Bring up the sandbox (from the repo root) and apply the Brew base schema:

docker compose up -d
make lecture L=04-querying-across-tables/04-06-ctes-and-materialization T=db-reset
make lecture L=04-querying-across-tables/04-06-ctes-and-materialization

(T=run is the default. From inside the unit directory it's make db-reset, make run.)

Output:

plaintext

1) Траты клиента — CTE-конвейер (order_totals → per_customer → имя):
   клиент           заказов потрачено
   Алиса Иванова          2     19.30
   Борис Петров           1      3.00
   → суммы посчитаны из позиций order_items; Карины нет — у неё заказов нет.
 
2) Доля заказа от общего — CTE order_totals использован дважды (FROM + scalar-подзапрос):
   заказ      сумма  доля,%
   #1          9.70    43.5
   #2          3.00    13.5
   #3          9.60    43.0
   → ссылок на CTE две → Postgres материализует его (считает один раз, переиспользует).

(The demo prints in Russian.) The first query read as three steps and collapsed spend per customer (totals come from order_items, so Alice = 9.70 + 9.60 = 19.30). The second reused one CTE twice and computed each order's share of the grand total (9.70 + 3.00 + 9.60 = 22.30 → 43.5% + 13.5% + 43.0%).

The fence

What we simplified.

The difference between inlining and materialization is visible not in the result (it's the same) but in the plan: a materialized CTE puts up a "fence" the optimizer won't push filters through, and on large data a stray AS MATERIALIZED sometimes hurts (the server computes the whole CTE even though only a couple of rows are needed outside). You can see this only via EXPLAIN — that's module 06, so here we only name the levers without measuring them.
A CTE is about readability, not speed. The belief "I'll rewrite the subquery into a WITH and it'll be faster" is a myth (before PG12 materialization was always on and sometimes even hurt).
A recursive CTE (WITH RECURSIVE) is a separate big topic: traversing trees and graphs; unit 08-04 is devoted to it.

Takeaways

A CTE (WITH name AS (...)) gives an intermediate result a name; the query turns from a "subquery matryoshka" into a linear pipeline of steps.
CTEs can be chained: the next references the previous — that's the main value for readability.
A CTE on its own doesn't speed up a query; it's about code structure, not performance.
Since PG12: one reference → the CTE is inlined; more than one (or a write inside) → it's materialized. The levers are AS MATERIALIZED / AS NOT MATERIALIZED.
The inline/materialize difference shows up in the plan (EXPLAIN, module 06), not in the result.

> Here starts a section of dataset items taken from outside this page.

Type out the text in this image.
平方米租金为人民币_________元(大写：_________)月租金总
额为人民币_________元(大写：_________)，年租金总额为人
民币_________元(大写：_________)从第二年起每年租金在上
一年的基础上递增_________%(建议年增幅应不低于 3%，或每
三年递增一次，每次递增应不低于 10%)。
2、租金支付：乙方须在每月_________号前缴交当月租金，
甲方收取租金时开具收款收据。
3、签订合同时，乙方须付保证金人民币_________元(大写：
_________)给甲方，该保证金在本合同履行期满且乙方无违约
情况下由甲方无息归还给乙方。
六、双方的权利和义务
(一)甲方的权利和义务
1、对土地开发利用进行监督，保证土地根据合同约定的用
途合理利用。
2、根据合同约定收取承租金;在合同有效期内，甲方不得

That completes module 04, "Querying across tables": you can connect tables (JOIN/self-join), collapse rows into summaries (GROUP BY/HAVING, DISTINCT ON), ask questions with questions (subqueries, EXISTS vs IN), and assemble readable pipelines (CTE). Next up — module 05 "Transactions, MVCC, and concurrency": what happens when several sessions reach for this data at once.